The European sustainable aquaculture project SEAFARE made vital dissemination and knowledge transfer decisions in relation to its research outputs during its sixth group meeting, held on the 4th and 5th December 2012 in Dublin.
The meeting was crucially important as it enabled project partners to discuss, identify and plan the actions necessary to ensure that the project\'s research-based knowledge outputs are transferred to the correct end users. The meeting was attended by representatives from Bangor University (UK), IFAPA (Spain), IPMA (Portugal), the Marine Institute (Ireland), and hosted by AquaTT, the SEAFARE project partner responsible for the dissemination, targeted communication, and knowledge management of the project.
The SEAFARE project involves 14 partners and brings together applied R&D centres, aquaculture industry organizations and environmental agencies across the Atlantic maritime region to promote sustainable expansion of European aquaculture.
Daniel Lee, SEAFARE project coordinator, said: “The SEAFARE partnership is developing new research to support sustainable and environmentally friendly aquaculture in the Atlantic region of Europe.
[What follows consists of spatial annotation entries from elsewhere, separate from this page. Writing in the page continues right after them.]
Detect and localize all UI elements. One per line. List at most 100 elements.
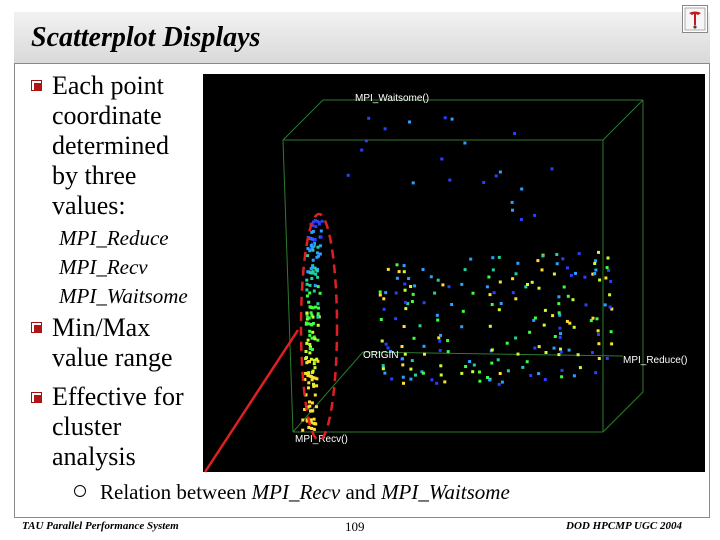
scatter-point: [537, 372, 541, 376]
scatter-point: [542, 323, 546, 327]
scatter-point: [306, 247, 310, 251]
scatter-point: [526, 283, 529, 286]
scatter-point: [609, 279, 613, 283]
scatter-point: [401, 375, 405, 379]
slide-title: Scatterplot Displays: [31, 22, 261, 53]
scatter-point: [490, 303, 494, 306]
scatter-point: [401, 357, 404, 361]
scatter-point: [597, 342, 601, 346]
scatter-point: [435, 381, 439, 385]
scatter-point: [533, 316, 537, 320]
scatter-point: [307, 300, 311, 304]
scatter-point: [448, 178, 452, 182]
scatter-point: [498, 280, 502, 284]
scatter-point: [576, 353, 580, 357]
scatter-point: [382, 307, 386, 311]
scatter-point: [572, 374, 576, 378]
sub-bullet-prefix: Relation between: [100, 480, 252, 504]
scatter-point: [490, 361, 494, 365]
scatter-point: [316, 315, 320, 319]
scatter-point: [314, 272, 318, 276]
scatter-point: [533, 346, 537, 350]
scatter-point: [469, 257, 473, 261]
scatter-point: [310, 230, 314, 234]
scatter-point: [422, 301, 426, 305]
scatter-point: [608, 293, 612, 297]
scatter-point: [591, 351, 594, 355]
scatter-point: [567, 348, 571, 352]
scatter-point: [316, 275, 320, 279]
scatter-point: [461, 309, 465, 313]
scatter-point: [316, 338, 320, 342]
bullet-text-2: Min/Max value range: [52, 313, 173, 373]
scatter-point: [311, 248, 315, 252]
scatter-point: [313, 241, 316, 245]
scatter-point: [488, 293, 492, 297]
scatter-point: [308, 347, 312, 351]
scatter-point: [482, 181, 486, 184]
scatter-point: [566, 266, 569, 270]
scatter-point: [311, 264, 315, 268]
scatter-point: [305, 356, 308, 360]
scatter-point: [589, 319, 593, 323]
scatter-point: [438, 339, 442, 343]
scatter-point: [304, 371, 308, 375]
scatter-point: [401, 363, 405, 367]
scatter-point: [496, 358, 500, 362]
scatter-point: [598, 278, 602, 282]
scatter-point: [403, 282, 407, 286]
scatter-point: [608, 305, 612, 309]
scatter-point: [394, 291, 398, 295]
scatter-point: [555, 262, 559, 266]
scatter-point: [583, 275, 587, 279]
scatter-point: [497, 255, 501, 259]
scatter-point: [305, 321, 308, 325]
scatter-point: [309, 306, 313, 309]
scatter-point: [313, 366, 317, 370]
scatter-point: [315, 219, 319, 223]
scatter-point: [305, 418, 309, 422]
scatter-point: [309, 311, 313, 315]
scatter-point: [364, 139, 368, 143]
scatter-point: [516, 261, 520, 265]
scatter-point: [312, 220, 315, 224]
scatter-point: [551, 314, 555, 318]
scatter-point: [437, 336, 441, 340]
scatter-point: [384, 342, 388, 346]
scatter-point: [309, 420, 313, 424]
scatter-point: [316, 251, 319, 255]
scatter-point: [413, 284, 417, 288]
cluster-highlight-ellipse: [299, 212, 339, 442]
scatter-point: [464, 365, 468, 368]
scatter-point: [485, 285, 489, 289]
scatter-point: [311, 229, 315, 233]
scatter-point: [318, 252, 322, 256]
scatter-point: [447, 285, 451, 289]
scatter-point: [320, 219, 324, 223]
scatter-point: [604, 276, 608, 280]
scatter-point: [514, 336, 518, 340]
scatter-point: [460, 282, 464, 286]
scatter-point: [572, 325, 576, 329]
scatter-point: [408, 120, 411, 124]
scatter-point: [305, 313, 309, 317]
scatterplot-3d: MPI_Waitsome() MPI_Reduce() MPI_Recv() O…: [203, 74, 705, 472]
scatter-point: [317, 222, 321, 226]
scatter-point: [310, 246, 314, 250]
scatter-point: [304, 393, 308, 397]
scatter-point: [568, 321, 572, 325]
scatter-point: [595, 317, 599, 321]
scatter-point: [397, 270, 401, 274]
scatter-point: [311, 315, 315, 319]
bullet-line: Min/Max: [52, 313, 151, 342]
scatter-point: [315, 255, 319, 259]
scatter-point: [486, 376, 489, 379]
scatter-point: [307, 381, 311, 385]
scatter-point: [561, 257, 565, 261]
scatter-point: [513, 132, 517, 135]
scatter-point: [346, 173, 350, 177]
scatter-point: [386, 346, 390, 350]
scatter-point: [557, 295, 561, 299]
scatter-point: [498, 170, 502, 174]
scatter-point: [304, 350, 308, 353]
Now that the project is nearing completion, it is crucial for SEAFARE that we ensure the main research outputs of the project are communicated to targeted end users. It\'s during this stage of the project that dissemination, communication and knowledge transfer activities are most relevant, and I am glad to count on AquaTT’s experience in this field\".
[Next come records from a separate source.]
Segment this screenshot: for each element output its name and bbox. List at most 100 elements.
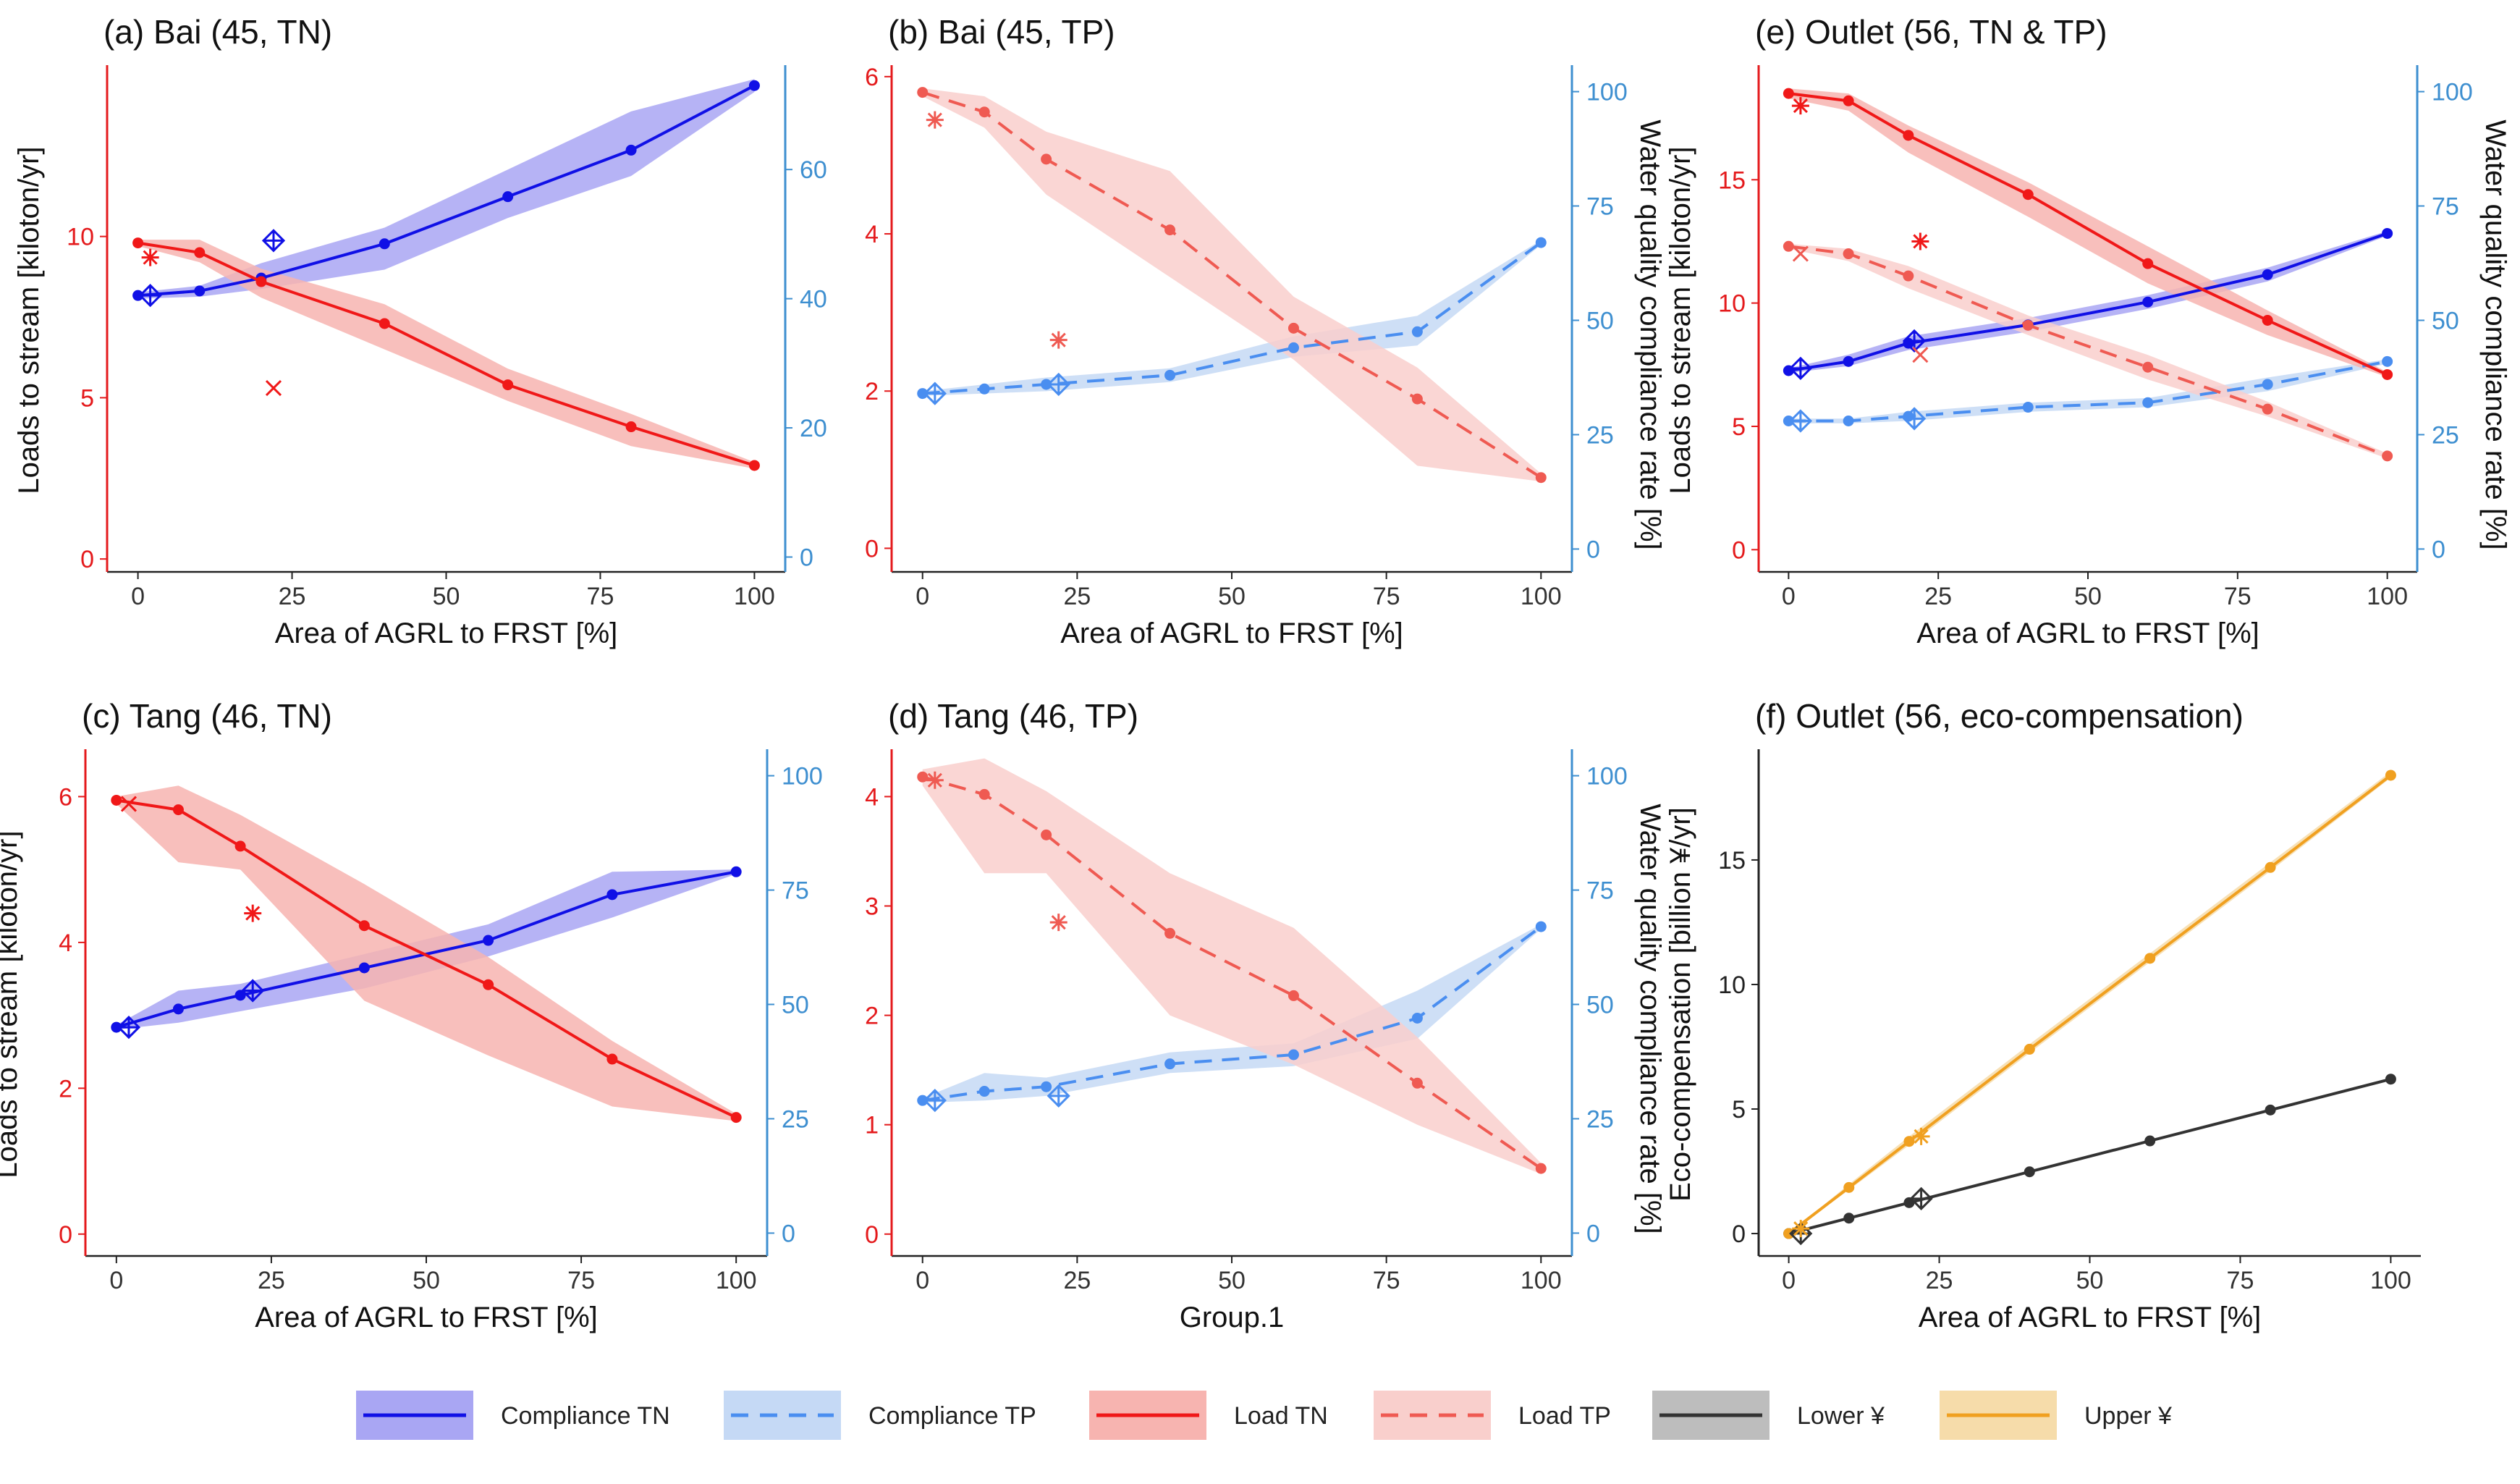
data-point	[625, 421, 637, 433]
data-point	[2142, 258, 2154, 269]
asterisk-mark	[926, 111, 944, 129]
data-point	[2024, 1166, 2035, 1178]
marker-diamond	[1902, 407, 1927, 431]
legend-label: Compliance TP	[868, 1402, 1036, 1430]
data-point	[748, 80, 760, 91]
asterisk-mark	[244, 904, 262, 922]
y-axis-title-left: Loads to stream [kiloton/yr]	[0, 830, 23, 1178]
x-tick-label: 100	[2367, 583, 2408, 610]
x-tick-label: 50	[433, 583, 460, 610]
data-point	[483, 979, 494, 990]
data-point	[1843, 248, 1854, 260]
data-point	[730, 1112, 742, 1123]
asterisk-mark	[1791, 97, 1809, 115]
y-tick-label-left: 10	[67, 224, 94, 251]
x-axis-title: Area of AGRL to FRST [%]	[255, 1302, 598, 1333]
legend-label: Upper ¥	[2084, 1402, 2172, 1430]
y-axis-title-right: Water quality compliance rate [%]	[1634, 119, 1666, 549]
x-tick-label: 25	[1063, 1267, 1091, 1294]
marker-diamond	[1788, 356, 1813, 380]
data-point	[1411, 1012, 1423, 1024]
x-tick-label: 50	[1218, 583, 1246, 610]
data-point	[625, 144, 637, 156]
data-point	[1783, 1228, 1795, 1239]
legend-label: Load TP	[1518, 1402, 1611, 1430]
y-tick-label-left: 1	[865, 1112, 879, 1139]
y-tick-label-right: 20	[800, 415, 827, 442]
y-tick-label-left: 2	[59, 1075, 72, 1103]
x-tick-label: 0	[1782, 583, 1796, 610]
y-tick-label-left: 10	[1718, 971, 1746, 999]
y-tick-label-left: 0	[1732, 1220, 1746, 1248]
cross-mark	[265, 379, 282, 397]
legend: Compliance TN Compliance TP Load TN Load TP…	[356, 1391, 2172, 1440]
data-point	[1903, 1136, 1915, 1147]
series-line-lower-	[1788, 1077, 2391, 1235]
x-tick-label: 50	[2074, 583, 2102, 610]
data-point	[1535, 1163, 1547, 1174]
data-point	[1783, 240, 1794, 252]
y-tick-label-left: 2	[865, 378, 879, 405]
asterisk-mark	[1049, 331, 1067, 349]
y-tick-label-right: 40	[800, 286, 827, 313]
legend-item: Load TP	[1374, 1391, 1611, 1440]
data-point	[2022, 402, 2034, 413]
marker-diamond	[1788, 409, 1813, 433]
data-point	[1288, 1049, 1299, 1061]
data-point	[917, 87, 929, 98]
marker-cross	[1792, 245, 1809, 262]
data-point	[978, 788, 990, 800]
data-point	[1903, 130, 1914, 141]
marker-asterisk	[1049, 914, 1067, 932]
data-point	[1843, 416, 1854, 426]
asterisk-mark	[141, 248, 159, 266]
x-tick-label: 0	[131, 583, 145, 610]
y-tick-label-left: 0	[1732, 536, 1746, 564]
diamond-plus-mark	[1788, 356, 1813, 380]
band-compliance-tp	[922, 240, 1542, 396]
y-axis-title-left: Loads to stream [kiloton/yr]	[13, 146, 45, 494]
marker-asterisk	[1791, 97, 1809, 115]
asterisk-mark	[1792, 1220, 1810, 1238]
y-tick-label-right: 100	[2432, 79, 2473, 106]
data-point	[132, 290, 144, 301]
data-point	[978, 106, 990, 118]
legend-label: Lower ¥	[1797, 1402, 1885, 1430]
data-point	[1288, 990, 1299, 1001]
data-point	[2262, 315, 2273, 326]
marker-asterisk	[1911, 232, 1929, 250]
panel-title: (f) Outlet (56, eco-compensation)	[1755, 697, 2244, 735]
x-tick-label: 100	[1521, 1267, 1562, 1294]
diamond-plus-mark	[1788, 409, 1813, 433]
data-point	[1041, 829, 1052, 840]
data-point	[172, 1003, 184, 1015]
x-tick-label: 0	[916, 583, 929, 610]
data-point	[2022, 319, 2034, 331]
y-tick-label-left: 15	[1718, 166, 1746, 194]
x-tick-label: 50	[2076, 1267, 2104, 1294]
data-point	[1535, 237, 1547, 248]
legend-label: Compliance TN	[501, 1402, 670, 1430]
marker-diamond	[1047, 1084, 1070, 1108]
legend-item: Compliance TN	[356, 1391, 670, 1440]
x-tick-label: 75	[1373, 583, 1400, 610]
data-point	[2142, 296, 2154, 308]
data-point	[2142, 361, 2154, 373]
panel-b: (b) Bai (45, TP) 0 25 50 75 100 0 2 4 6 0 25 50 75 100…	[865, 13, 1666, 649]
marker-asterisk	[244, 904, 262, 922]
x-tick-label: 75	[587, 583, 614, 610]
y-tick-label-left: 4	[865, 221, 879, 248]
y-tick-label-left: 15	[1718, 847, 1746, 874]
x-tick-label: 0	[916, 1267, 929, 1294]
diamond-plus-mark	[117, 1015, 141, 1040]
data-point	[502, 379, 514, 391]
data-point	[234, 840, 246, 852]
y-tick-label-right: 100	[782, 763, 823, 791]
data-point	[1903, 270, 1914, 282]
band-compliance-tp	[1788, 359, 2388, 423]
y-tick-label-right: 50	[2432, 308, 2459, 335]
data-point	[1041, 379, 1052, 390]
panel-title: (e) Outlet (56, TN & TP)	[1755, 13, 2107, 51]
panel-title: (d) Tang (46, TP)	[888, 697, 1138, 735]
David Murphy, AquaTT’s manager, stated: “It is a pleasure for us to hold this meeting in Dublin. The SEAFARE project comprises several sub-projects and it’s very interesting how all of them converge into one common goal: the development of solutions to specific constraints on industry development for Europe’s fish and shellfish farmers through the development of low-intensity aquaculture systems that are compatible with sensitive coastal habitats”.
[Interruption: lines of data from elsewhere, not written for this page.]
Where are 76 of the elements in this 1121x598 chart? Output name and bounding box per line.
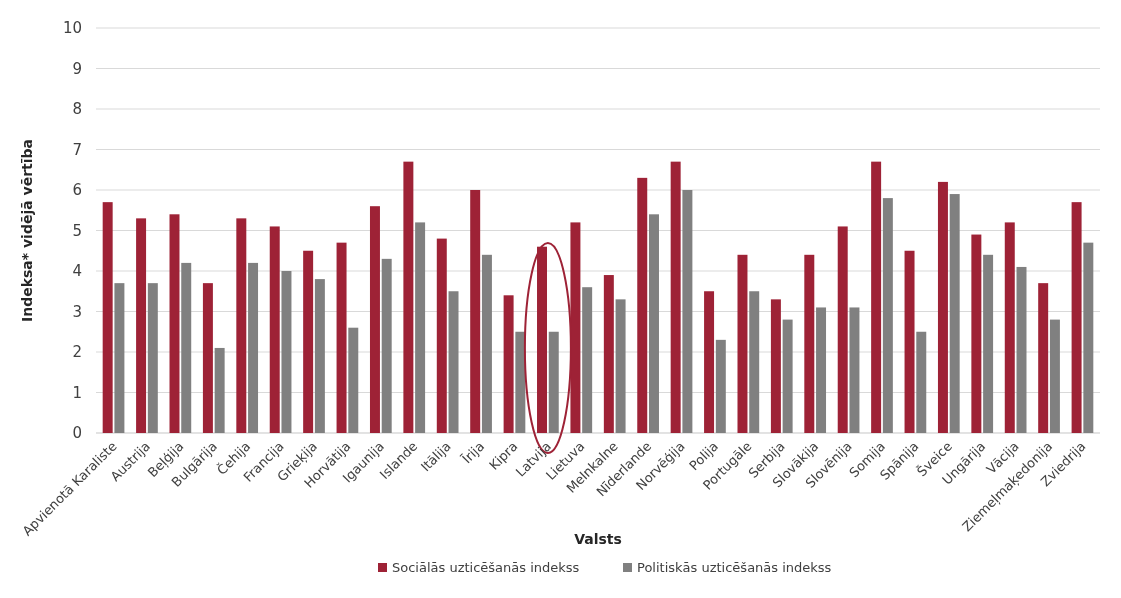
bar (214, 347, 225, 433)
bar (983, 254, 994, 433)
bar (448, 291, 459, 433)
bar (871, 161, 882, 433)
legend-label: Politiskās uzticēšanās indekss (637, 560, 832, 575)
bar (436, 238, 447, 433)
bar (314, 279, 325, 433)
y-tick-label: 6 (72, 181, 82, 200)
bar (515, 331, 526, 433)
bar (816, 307, 827, 433)
bar (481, 254, 492, 433)
x-tick-label: Īrija (459, 438, 488, 467)
bar (570, 222, 581, 433)
bar (236, 218, 247, 433)
bar (181, 262, 192, 433)
bar (136, 218, 147, 433)
bar (1038, 283, 1049, 433)
bar (1049, 319, 1060, 433)
bar (949, 194, 960, 433)
bar (682, 190, 693, 433)
y-tick-label: 5 (72, 221, 82, 240)
bar (369, 206, 380, 433)
bar (548, 331, 559, 433)
y-tick-label: 3 (72, 302, 82, 321)
bar (114, 283, 125, 433)
bar (470, 190, 481, 433)
bar (837, 226, 848, 433)
bar (916, 331, 927, 433)
y-tick-label: 8 (72, 100, 82, 119)
bar (537, 246, 547, 433)
bar (269, 226, 280, 433)
bar (971, 234, 982, 433)
bar (336, 242, 347, 433)
bar (348, 327, 359, 433)
y-tick-label: 4 (72, 262, 82, 281)
y-tick-label: 1 (72, 383, 82, 402)
bar (882, 198, 893, 433)
bar (715, 339, 726, 433)
bar (904, 250, 915, 433)
bar (937, 181, 948, 433)
bar (1016, 266, 1027, 433)
bar (303, 250, 314, 433)
y-tick-label: 9 (72, 59, 82, 78)
bar (381, 258, 392, 433)
bar (770, 299, 781, 433)
bar (582, 287, 593, 433)
bar (202, 283, 213, 433)
bar (704, 291, 715, 433)
y-tick-label: 7 (72, 140, 82, 159)
x-axis-title: Valsts (574, 531, 622, 547)
bar (615, 299, 626, 433)
bar (147, 283, 158, 433)
legend-label: Sociālās uzticēšanās indekss (392, 560, 580, 575)
bar (169, 214, 180, 433)
bar (1004, 222, 1015, 433)
bar (804, 254, 815, 433)
bar (281, 271, 292, 433)
bar (637, 177, 648, 433)
y-tick-label: 0 (72, 424, 82, 443)
bar (102, 202, 113, 433)
bar (503, 295, 514, 433)
bar (849, 307, 860, 433)
y-axis-title: Indeksa* vidējā vērtība (19, 138, 35, 323)
y-tick-label: 10 (62, 19, 82, 38)
bar (649, 214, 659, 433)
bar (749, 291, 760, 433)
bar (1071, 202, 1082, 433)
bar (670, 161, 681, 433)
bar (248, 262, 259, 433)
y-tick-label: 2 (72, 343, 82, 362)
bar (603, 275, 614, 433)
bar (737, 254, 748, 433)
bar (782, 319, 793, 433)
bar (403, 161, 414, 433)
bar (1083, 242, 1094, 433)
bar (415, 222, 426, 433)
The SEAFARE project has three main objectives: (i) promoting diversification of the aquaculture industry by providing a greater range of species and alternative production systems (ii) protecting sensitive coastal environments through the development of novel integrated farming systems in sensitive wetland habitats and to minimise impacts of aquaculture discharges through the use of wetlands as natural biofilters, and (iii) assessing the dangers associated with introduced aquaculture species using Pacific oysters as a model.
SEAFARE is expected to finish by the end of 2013. During this remaining period, the main research results will be disseminated to policy makers, the general public and targeted stakeholders to increase the use of the knowledge and products developed by the project.